Tragué saliva, dejé en la mesa la servilleta con el huevo espachurrado e intenté aclararme la voz carraspeando.

—Fantástico, Almudena, eso es genial, ¡genial!, ¡bravo!, ¡bra-vo!

—…

—…

—¿Qué pasa, Elvi?

—¿Qué pasa de qué?

—Elvira, ¿estáis en la sala 304? ¿Has visto a mi tía?

—La he visto. La he visto, sí. Aunque no era exactamente tu tía.

—…

—Digamos que era otra tía. Muy maja también, muy atenta y considerada.
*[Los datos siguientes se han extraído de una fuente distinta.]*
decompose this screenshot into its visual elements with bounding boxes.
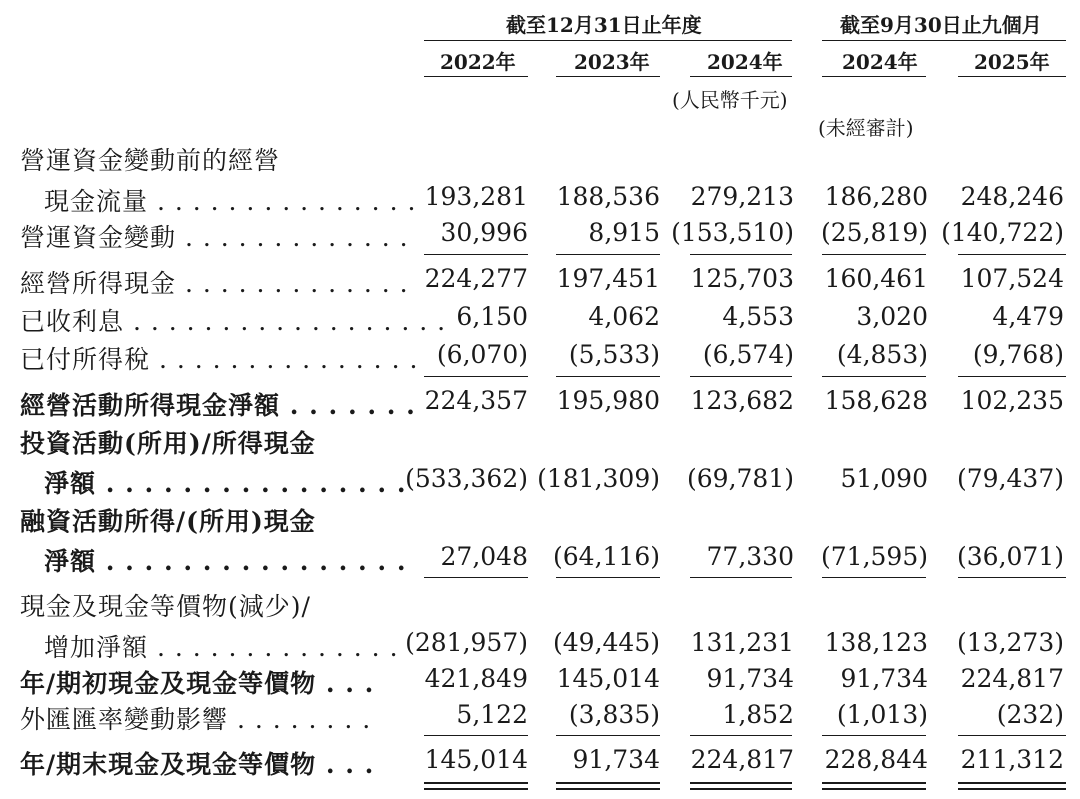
year-underline (958, 76, 1066, 77)
cell-2024-9m: (4,853) (836, 340, 928, 369)
subtotal-rule (958, 735, 1066, 736)
cell-2025-9m: 211,312 (960, 745, 1064, 774)
cell-2024-9m: 3,020 (856, 302, 928, 331)
cell-2025-9m: (79,437) (957, 464, 1064, 493)
row-label: 投資活動(所用)/所得現金 (20, 429, 316, 458)
cell-2025-9m: 4,479 (992, 302, 1064, 331)
row-label: 融資活動所得/(所用)現金 (20, 507, 316, 536)
subtotal-rule (424, 577, 528, 578)
cell-2024: (69,781) (687, 464, 794, 493)
cell-2024-9m: (1,013) (836, 700, 928, 729)
cell-2024: (6,574) (702, 340, 794, 369)
subtotal-rule (424, 735, 528, 736)
total-double-rule (822, 782, 926, 784)
year-header-2023: 2023年 (574, 50, 650, 74)
cell-2023: 188,536 (556, 182, 660, 211)
cell-2024-9m: 158,628 (824, 386, 928, 415)
cell-2024: 123,682 (690, 386, 794, 415)
row-label: 營運資金變動前的經營 (20, 146, 281, 175)
total-double-rule (690, 788, 792, 790)
subtotal-rule (556, 376, 660, 377)
cell-2022: 145,014 (424, 745, 528, 774)
subtotal-rule (690, 577, 792, 578)
unit-label: (人民幣千元) (672, 88, 788, 112)
year-underline (822, 76, 926, 77)
cell-2025-9m: 107,524 (960, 264, 1064, 293)
total-double-rule (424, 788, 528, 790)
row-label: 現金及現金等價物(減少)/ (20, 592, 311, 621)
cell-2023: 195,980 (556, 386, 660, 415)
cell-2023: (3,835) (568, 700, 660, 729)
cell-2022: 27,048 (440, 542, 528, 571)
cell-2022: (533,362) (405, 464, 528, 493)
cell-2025-9m: (36,071) (957, 542, 1064, 571)
row-label: 外匯匯率變動影響 . . . . . . . . (20, 705, 372, 734)
group-underline-fy (424, 40, 792, 41)
cell-2022: 6,150 (456, 302, 528, 331)
cell-2023: (49,445) (553, 628, 660, 657)
cell-2022: 193,281 (424, 182, 528, 211)
subtotal-rule (556, 577, 660, 578)
cell-2024: 131,231 (690, 628, 794, 657)
cell-2024-9m: 51,090 (840, 464, 928, 493)
total-double-rule (556, 788, 660, 790)
cell-2023: 4,062 (588, 302, 660, 331)
subtotal-rule (556, 735, 660, 736)
total-double-rule (822, 788, 926, 790)
subtotal-rule (822, 254, 926, 255)
row-label: 經營活動所得現金淨額 . . . . . . . (20, 391, 416, 420)
cell-2023: 145,014 (556, 664, 660, 693)
cell-2025-9m: (232) (996, 700, 1064, 729)
cell-2023: (181,309) (537, 464, 660, 493)
year-header-2025-9m: 2025年 (974, 50, 1050, 74)
cell-2022: 5,122 (456, 700, 528, 729)
subtotal-rule (958, 376, 1066, 377)
row-label: 淨額 . . . . . . . . . . . . . . . . (44, 547, 407, 576)
cell-2025-9m: 248,246 (960, 182, 1064, 211)
group-header-nine-months: 截至9月30日止九個月 (840, 13, 1042, 37)
total-double-rule (424, 782, 528, 784)
cell-2024: 125,703 (690, 264, 794, 293)
subtotal-rule (958, 577, 1066, 578)
cell-2024: 224,817 (690, 745, 794, 774)
cell-2024: 91,734 (706, 664, 794, 693)
cell-2023: 197,451 (556, 264, 660, 293)
cell-2024-9m: (71,595) (821, 542, 928, 571)
cell-2022: (6,070) (436, 340, 528, 369)
subtotal-rule (690, 376, 792, 377)
cell-2023: 8,915 (588, 218, 660, 247)
cell-2025-9m: 224,817 (960, 664, 1064, 693)
unaudited-label: (未經審計) (818, 116, 914, 140)
subtotal-rule (822, 735, 926, 736)
row-label: 營運資金變動 . . . . . . . . . . . . . (20, 223, 409, 252)
subtotal-rule (822, 577, 926, 578)
cell-2022: 224,277 (424, 264, 528, 293)
cell-2023: 91,734 (572, 745, 660, 774)
subtotal-rule (556, 254, 660, 255)
row-label: 經營所得現金 . . . . . . . . . . . . . (20, 269, 409, 298)
cell-2025-9m: 102,235 (960, 386, 1064, 415)
row-label: 淨額 . . . . . . . . . . . . . . . . (44, 469, 407, 498)
cell-2022: (281,957) (405, 628, 528, 657)
cell-2024: 1,852 (722, 700, 794, 729)
group-header-fiscal-year: 截至12月31日止年度 (506, 13, 702, 37)
row-label: 現金流量 . . . . . . . . . . . . . . . (44, 187, 417, 216)
total-double-rule (690, 782, 792, 784)
row-label: 增加淨額 . . . . . . . . . . . . . . (44, 633, 399, 662)
subtotal-rule (424, 254, 528, 255)
cell-2024-9m: (25,819) (821, 218, 928, 247)
subtotal-rule (690, 254, 792, 255)
year-underline (424, 76, 528, 77)
row-label: 已收利息 . . . . . . . . . . . . . . . . . . (20, 307, 447, 336)
total-double-rule (958, 782, 1066, 784)
row-label: 年/期初現金及現金等價物 . . . (20, 669, 375, 698)
cell-2024-9m: 138,123 (824, 628, 928, 657)
cell-2024-9m: 186,280 (824, 182, 928, 211)
year-header-2024: 2024年 (707, 50, 783, 74)
row-label: 年/期末現金及現金等價物 . . . (20, 750, 375, 779)
subtotal-rule (958, 254, 1066, 255)
cell-2025-9m: (140,722) (941, 218, 1064, 247)
cell-2024: (153,510) (671, 218, 794, 247)
cell-2024-9m: 91,734 (840, 664, 928, 693)
year-header-2024-9m: 2024年 (842, 50, 918, 74)
cell-2022: 224,357 (424, 386, 528, 415)
cell-2024-9m: 160,461 (824, 264, 928, 293)
cell-2025-9m: (9,768) (972, 340, 1064, 369)
year-header-2022: 2022年 (440, 50, 516, 74)
cell-2022: 421,849 (424, 664, 528, 693)
year-underline (690, 76, 792, 77)
cell-2024: 279,213 (690, 182, 794, 211)
row-label: 已付所得稅 . . . . . . . . . . . . . . . (20, 345, 419, 374)
total-double-rule (958, 788, 1066, 790)
total-double-rule (556, 782, 660, 784)
subtotal-rule (690, 735, 792, 736)
cell-2024-9m: 228,844 (824, 745, 928, 774)
subtotal-rule (822, 376, 926, 377)
cell-2022: 30,996 (440, 218, 528, 247)
subtotal-rule (424, 376, 528, 377)
cell-2024: 77,330 (706, 542, 794, 571)
cell-2023: (64,116) (553, 542, 660, 571)
year-underline (556, 76, 660, 77)
cell-2023: (5,533) (568, 340, 660, 369)
cell-2025-9m: (13,273) (957, 628, 1064, 657)
group-underline-9m (822, 40, 1066, 41)
cell-2024: 4,553 (722, 302, 794, 331)
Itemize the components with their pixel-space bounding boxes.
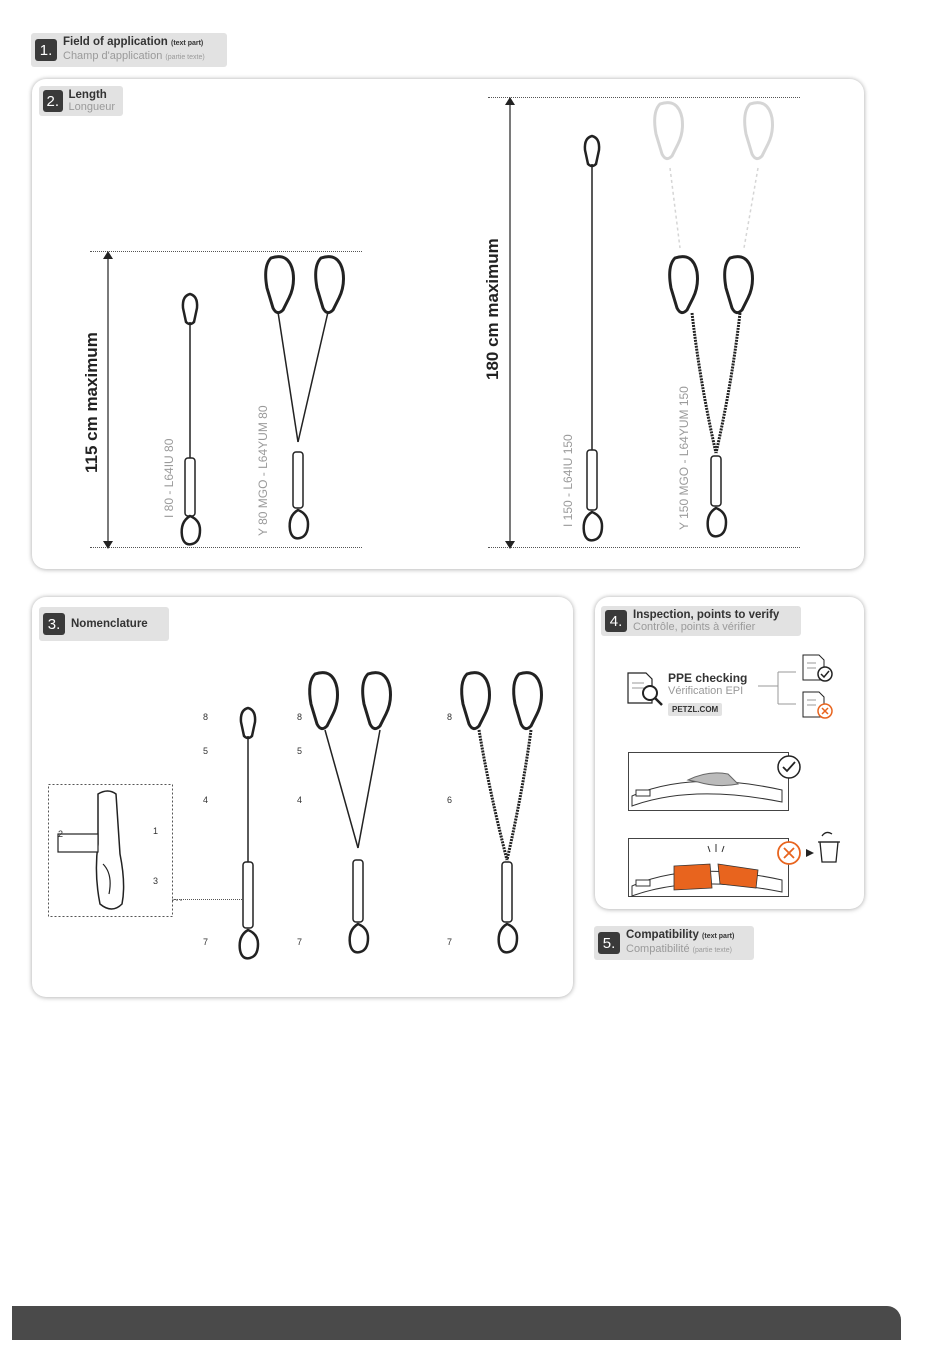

Me ha preguntado por el viaje.

—¡¡¿Qué viaje?!!

Me derrumbé.

—Ha sido problema del ascensor, Almu, yo quería ir hacia la derecha, pero nos guiaban hacia la izquierda y luego, tu hijo, ya sabes, está en una edad tan difícil…, y los huevos, Almu, han sido los huevos.

—¡¡Elvira!!

—Estamos en la sala 321 —y colgué.

Localicé la cabeza de Abel entre el tumulto.

—¿La has encontrado?

—No.

—Pues tu madre viene hacia acá. A ver cómo le explicas la que has liado.

—¿Yo? ¡Ha sido culpa tuya! Se lo pienso decir a mamá. ¡Tú y tus huevos!

—¡Mis huevos!

—Sandra… pero Sandra, oh, Sandra, oh, cariño. —Un hombre octogenario me estaba abrazando—. Cariño mío, estando tan lejos y has venido. ¿Raúl está contigo? —Atónita miré a Abel, el viejo también lo hizo—. ¡Mecachis en la mar salada! Raúl, hijo, no te hubiera reconocido en la vida, mírate, qué mayor, ¿diecisiete, dieciocho?

—Mmm… Dieciocho.

—¡Mecagüen la leche! ¡Meca…! —Y lo abrazó con fuerza—. ¿Ya has visto a tu abuelo? ¿Ya lo habéis visto? —preguntó está vez mirándome a mí.

—No, ahora vamos —contesté.

—Id, porque transmite mucha paz. Se fue como era él, sin dar guerra y eso se nota. Es como si estuviera dormidito, plácido. Además, le hemos puesto el traje militar. —Abel y yo abrimos los ojos cual tarseros amarrados a un árbol—. Imponente, está imponente.

—¿Hola? —Almudena—. De la frase “Sala 304”, ¿qué no entendéis?

El viejo miró a Almudena. Almudena a Abel. Abel a mí y yo al viejo. Y esta vez, todos estábamos en el árbol.

—¿Dónde está tu abuela?

—Le han puesto el traje militar —contestó Abel.

—Imponente —añadí yo.

—¿Dónde-está-mi-madre?

—¿Eres hija de María Asunción? —el viejo.

—¡¡¿Dónde… —Abel se la llevó antes de que pudiera terminar su alarido.

 —Está muy afectada —expliqué al octogenario de quien me despedí inmediatamente después.

Intenté buscarlos por la sala. No daba con ellos. Pensé que desde la esquina del fondo tendría buena visibilidad. Allí, con los dedos pegados a la vitrina, encontré a Sabina. Miraba fijamente el féretro.

—Sabina, te estábamos buscando, anda, ven. —Le cogí una de las manos e intenté separarla del cristal.

—Lo han vestido como a un payaso —dijo.

—Sabina, este no es nuestro muerto. Vámonos —dije.